I wasn't familiar with Akemie's Castle that much but I looked it up, that seems like it would go very well with NerdSeq controls as well. I hope you post some jams with it, I'd love to hear how it turns out. I'd be tempted as well but I have plenty of FM options already, just as hardware synths.
I was sort of considering Odessa as my next big oscillator purchase once I have room for it, since I want a 2nd polyphonic option. I used the Zadar as one in my Ristar song but to be honest it was a huge pain, it kept getting out of tune. I guess that's what I get for using an envelope generator as a VCO. I do really enjoy glassy bell noises, but if that's really all the Odessa can do I may skip it as well.
Oh, don’t worry, it wasn’t a question of easier or harder, just of fluky timing.
As for Akemie’s, I’m not a heavy-duty FM guy but I definitely reminisce about the Sound Blaster days of old. I could venture into FM within the NerdSEQ audio tracks but my setup performs too much pitch management downstream from the NerdSEQ, and the Humble Audio Quad Operator, while it seems excellent, is surely too crazy for what I need. At least for now.

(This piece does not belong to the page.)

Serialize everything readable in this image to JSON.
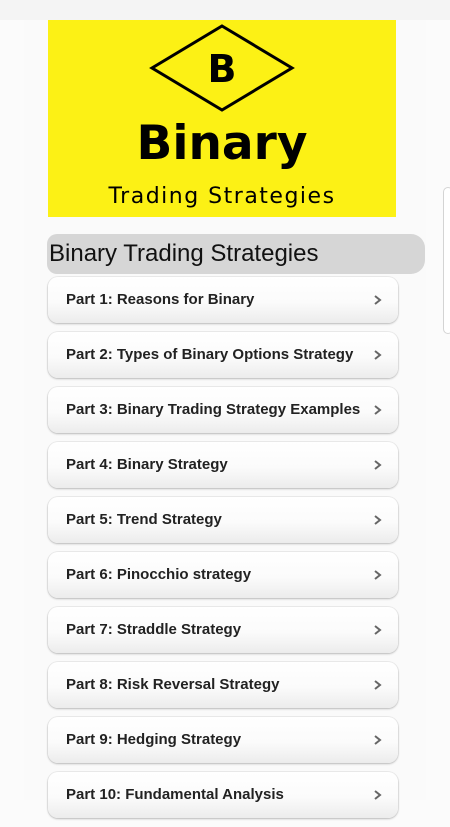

FM in hardware synths, instead of Eurorack, is almost surely the even better way to go. More capable. Less expensive. I find the Twisted Electrons desktop boxes quite appealing, for example, but for the moment I have an “everything in the rack and via CV” rule so I pay pay more for less in some ways.
Don’t let me dissuade you from Odessa. It is still cool, and I too had been considering the Hel expander. IIRC it’s paraphonic, though, not polyphonic, and I believe the voices have to split up the partials amongst them, so bear that in mind if you most like what you hear from it when it is running monophonic and using more than a quarter/third/etc. of the partials.
I’d definitely love to hear it more often venture out into other tonalities, so if you happen upon anything, or create something, that does then please feel free to share it!